VAN - İHD Van Şube Başkanı Mehmet Karataş, kimyasal silah kullanılmasının araştırılmasını isteyerek, “Delil toplama yöntemleri kullanılmadan bakanlığın, ‘Böyle bir şey yok, bu bir yalandır’ açıklaması mutlak doğru olarak ele alınmamalıdır” dedi.
İnsan Hakları Derneği (İHD) Van Şubesi, Türkiye’nin Federe Kürdistan Bölgesi’nin Zap, Avaşîn ve Metina bölgelerinde kimyasal silah kullanımına dair dernek binasında açıklama yaptı. İHD Şube Başkanı avukat Mehmet Karataş, kimyasal silahların uluslararası sözleşmelerle yasaklandığına işaret ederek, Türkiye’nin de söz konusu sözleşmelere taraf olduğunu kaydetti.
SORUŞTURMA TALEBİ
Kimyasal silah kullanımın suç olduğunu belirten Karataş, “Türk Ceza Kanununda kimyasal madde silah olarak tanımlanmış ve bu silahla işlenen suçlar nitelikli suç olarak değerlendirilmiştir. Kimyasal silah kullanımıyla ilgili iddiaların ciddiliği dikkate alınmalı ve Türkiye iç hukuku uyarınca yetkili Cumhuriyet Başsavcılığı tarafından soruşturulmalıdır. Ayrıca uluslararası yükümlülük üstlenen bir ülke olan Türkiye kendi iç denetim mekanizmalarını da harekete geçirmelidir. Bu iddialar ancak bu şekilde hareket edilerek sonuçlandırılabilir” çağrısı yaptı.
GÖZALTILARA TEPKİ
Türk Tabipleri Birliği (TTB) Başkanı Şebnem Korur Fincancı ve 11 gazetecinin gözaltına alınmasına da tepki gösteren Karataş, “Bilimsel görüş açıklayan Şebnem Korur Fincancı hakkında suç duyurusunda bulunulması ve siyasi iktidar sözcüleri tarafından hedef gösterilmesi sonucu bugün gözaltına alınması kesinlikle kabul edilemez. Aynı zamanda Ankara Cumhuriyet Başsavcılığı tarafından yürütülen soruşturma kapsamında dün gözaltına alınan 11 gazeteci de derhal serbest bırakılmalıdır. Halkın haber alma hakkına müdahale olan bu tür eylemlerin demokratik bir ülkede yeri bulunmamaktadır” diye kaydetti.

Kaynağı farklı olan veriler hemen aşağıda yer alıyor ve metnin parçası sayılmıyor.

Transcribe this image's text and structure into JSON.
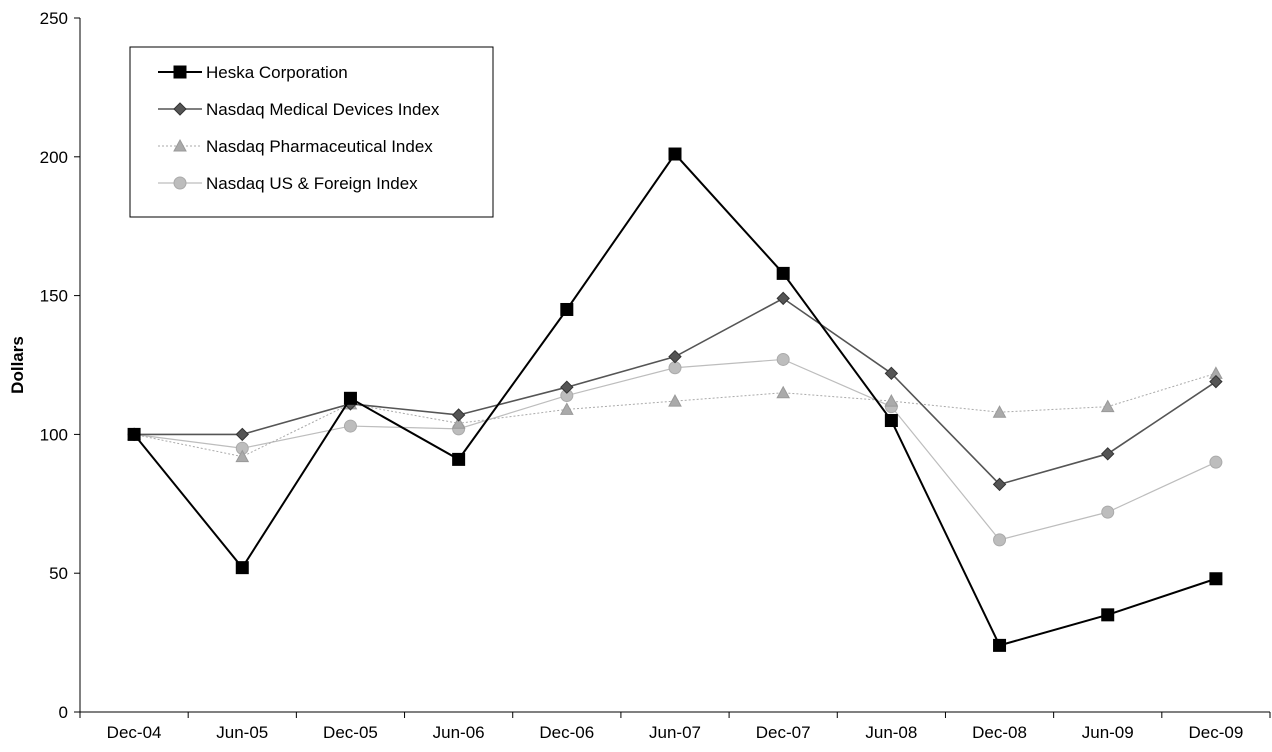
{
  "chart_data": {
    "type": "line",
    "title": "",
    "xlabel": "",
    "ylabel": "Dollars",
    "ylim": [
      0,
      250
    ],
    "yticks": [
      0,
      50,
      100,
      150,
      200,
      250
    ],
    "categories": [
      "Dec-04",
      "Jun-05",
      "Dec-05",
      "Jun-06",
      "Dec-06",
      "Jun-07",
      "Dec-07",
      "Jun-08",
      "Dec-08",
      "Jun-09",
      "Dec-09"
    ],
    "grid": false,
    "legend_position": "top-left",
    "series": [
      {
        "name": "Heska Corporation",
        "marker": "square",
        "color": "#000000",
        "values": [
          100,
          52,
          113,
          91,
          145,
          201,
          158,
          105,
          24,
          35,
          48
        ]
      },
      {
        "name": "Nasdaq Medical Devices Index",
        "marker": "diamond",
        "color": "#555555",
        "values": [
          100,
          100,
          111,
          107,
          117,
          128,
          149,
          122,
          82,
          93,
          119
        ]
      },
      {
        "name": "Nasdaq Pharmaceutical Index",
        "marker": "triangle",
        "color": "#aaaaaa",
        "values": [
          100,
          92,
          111,
          104,
          109,
          112,
          115,
          112,
          108,
          110,
          122
        ]
      },
      {
        "name": "Nasdaq US & Foreign Index",
        "marker": "circle",
        "color": "#bdbdbd",
        "values": [
          100,
          95,
          103,
          102,
          114,
          124,
          127,
          110,
          62,
          72,
          90
        ]
      }
    ]
  }
}
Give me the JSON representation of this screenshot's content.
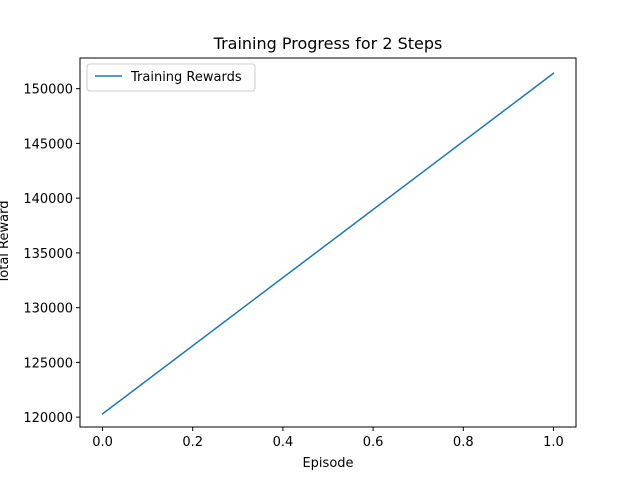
{
  "chart_data": {
    "type": "line",
    "title": "Training Progress for 2 Steps",
    "xlabel": "Episode",
    "ylabel": "Total Reward",
    "xlim": [
      -0.05,
      1.05
    ],
    "ylim": [
      119100,
      152800
    ],
    "grid": false,
    "legend_position": "top-left",
    "x_ticks": [
      0.0,
      0.2,
      0.4,
      0.6,
      0.8,
      1.0
    ],
    "x_tick_labels": [
      "0.0",
      "0.2",
      "0.4",
      "0.6",
      "0.8",
      "1.0"
    ],
    "y_ticks": [
      120000,
      125000,
      130000,
      135000,
      140000,
      145000,
      150000
    ],
    "y_tick_labels": [
      "120000",
      "125000",
      "130000",
      "135000",
      "140000",
      "145000",
      "150000"
    ],
    "series": [
      {
        "name": "Training Rewards",
        "color": "#1f77b4",
        "x": [
          0,
          1
        ],
        "values": [
          120300,
          151400
        ]
      }
    ]
  }
}
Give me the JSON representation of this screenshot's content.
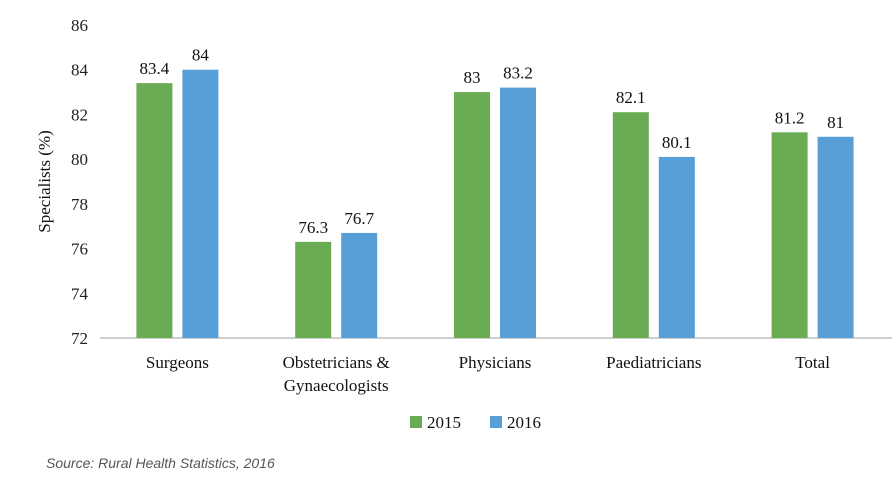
{
  "chart_data": {
    "type": "bar",
    "ylabel": "Specialists (%)",
    "xlabel": "",
    "ylim": [
      72,
      86
    ],
    "yticks": [
      72,
      74,
      76,
      78,
      80,
      82,
      84,
      86
    ],
    "categories": [
      [
        "Surgeons"
      ],
      [
        "Obstetricians &",
        "Gynaecologists"
      ],
      [
        "Physicians"
      ],
      [
        "Paediatricians"
      ],
      [
        "Total"
      ]
    ],
    "series": [
      {
        "name": "2015",
        "color": "#6aac54",
        "values": [
          83.4,
          76.3,
          83,
          82.1,
          81.2
        ]
      },
      {
        "name": "2016",
        "color": "#579fd6",
        "values": [
          84,
          76.7,
          83.2,
          80.1,
          81
        ]
      }
    ],
    "legend": "bottom-center",
    "grid": false
  },
  "source": "Source: Rural Health Statistics, 2016"
}
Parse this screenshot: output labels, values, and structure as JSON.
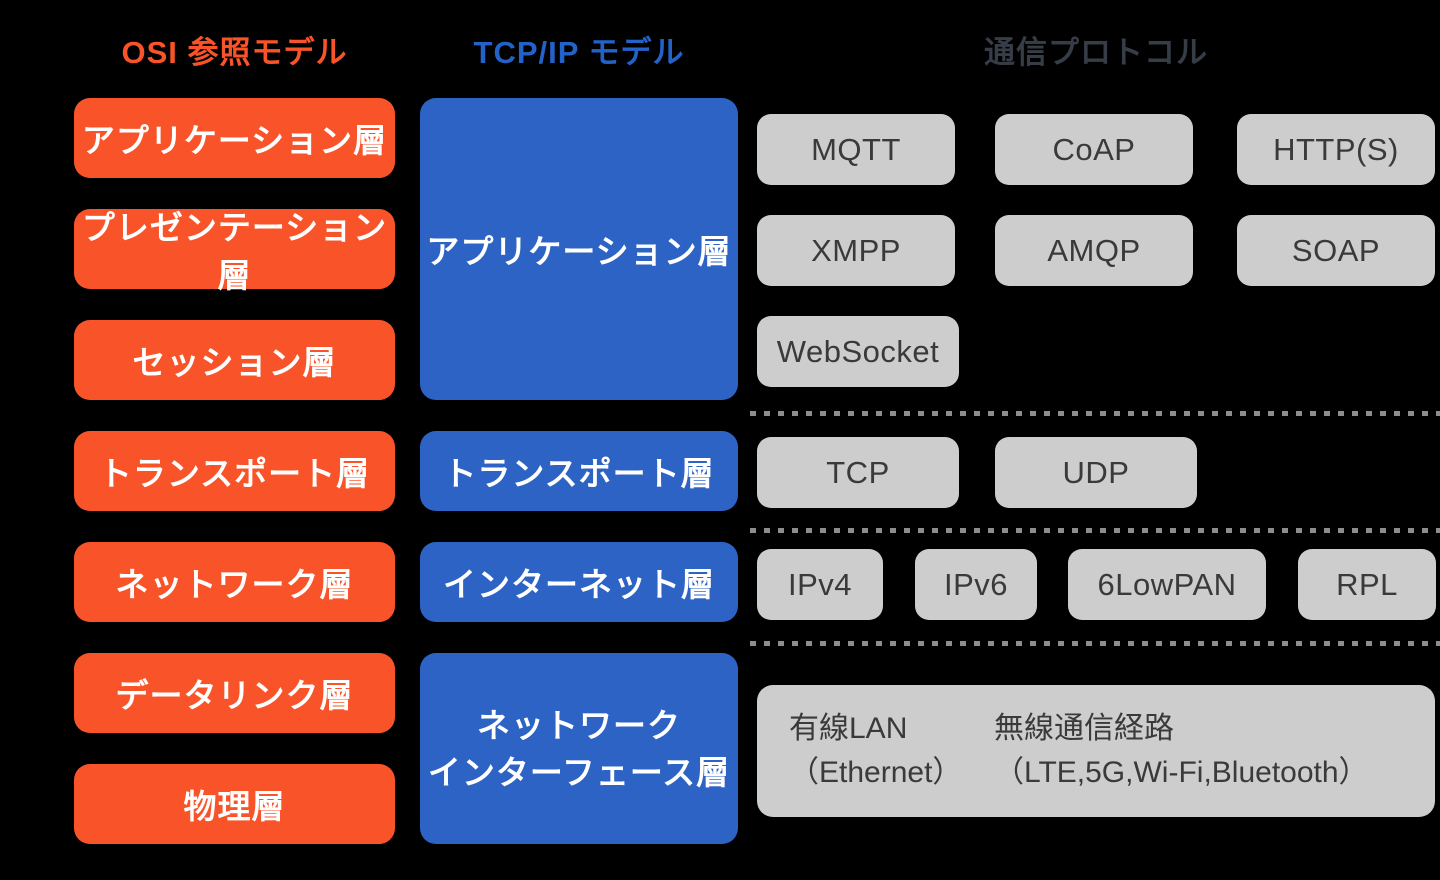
{
  "colors": {
    "background": "#000000",
    "osi_orange": "#f95429",
    "tcpip_blue": "#2d63c5",
    "tcpip_heading_blue": "#2363c9",
    "protocol_box_gray": "#cdcdcd",
    "protocol_text_gray": "#3a3a3a",
    "protocol_heading_gray": "#363d47",
    "dashed_divider_gray": "#8d8d8d",
    "box_text_white": "#ffffff"
  },
  "headers": {
    "osi": "OSI 参照モデル",
    "tcpip": "TCP/IP モデル",
    "protocols": "通信プロトコル"
  },
  "osi_layers": [
    "アプリケーション層",
    "プレゼンテーション層",
    "セッション層",
    "トランスポート層",
    "ネットワーク層",
    "データリンク層",
    "物理層"
  ],
  "tcpip_layers": {
    "application": "アプリケーション層",
    "transport": "トランスポート層",
    "internet": "インターネット層",
    "network_interface_line1": "ネットワーク",
    "network_interface_line2": "インターフェース層"
  },
  "protocols": {
    "application_row1": [
      "MQTT",
      "CoAP",
      "HTTP(S)"
    ],
    "application_row2": [
      "XMPP",
      "AMQP",
      "SOAP"
    ],
    "application_row3": [
      "WebSocket"
    ],
    "transport": [
      "TCP",
      "UDP"
    ],
    "internet": [
      "IPv4",
      "IPv6",
      "6LowPAN",
      "RPL"
    ],
    "network_interface": {
      "wired_line1": "有線LAN",
      "wired_line2": "（Ethernet）",
      "wireless_line1": "無線通信経路",
      "wireless_line2": "（LTE,5G,Wi-Fi,Bluetooth）"
    }
  }
}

Kimyasal silah kullanımının ciddi bir sorun olduğunu kaydeden Karataş, şunları söyledi: “Olay yeri incelemesi, otopsi ve diğer delil toplama yöntemleri kullanılmadan, bakanlığın, ‘Böyle bir şey yok, bu bir yalandır’ açıklaması mutlak doğru olarak ele alınmamalıdır. Aksi takdirde uluslararası sözleşme ve 5564 sayılı kanunun bir önemi kalmayacaktır. Dolayısıyla bu tip durumlarda yargı organları ile idari ve siyasi denetim mekanizmalarının üzerinde düşen görevi yapmaları gerekmektedir.”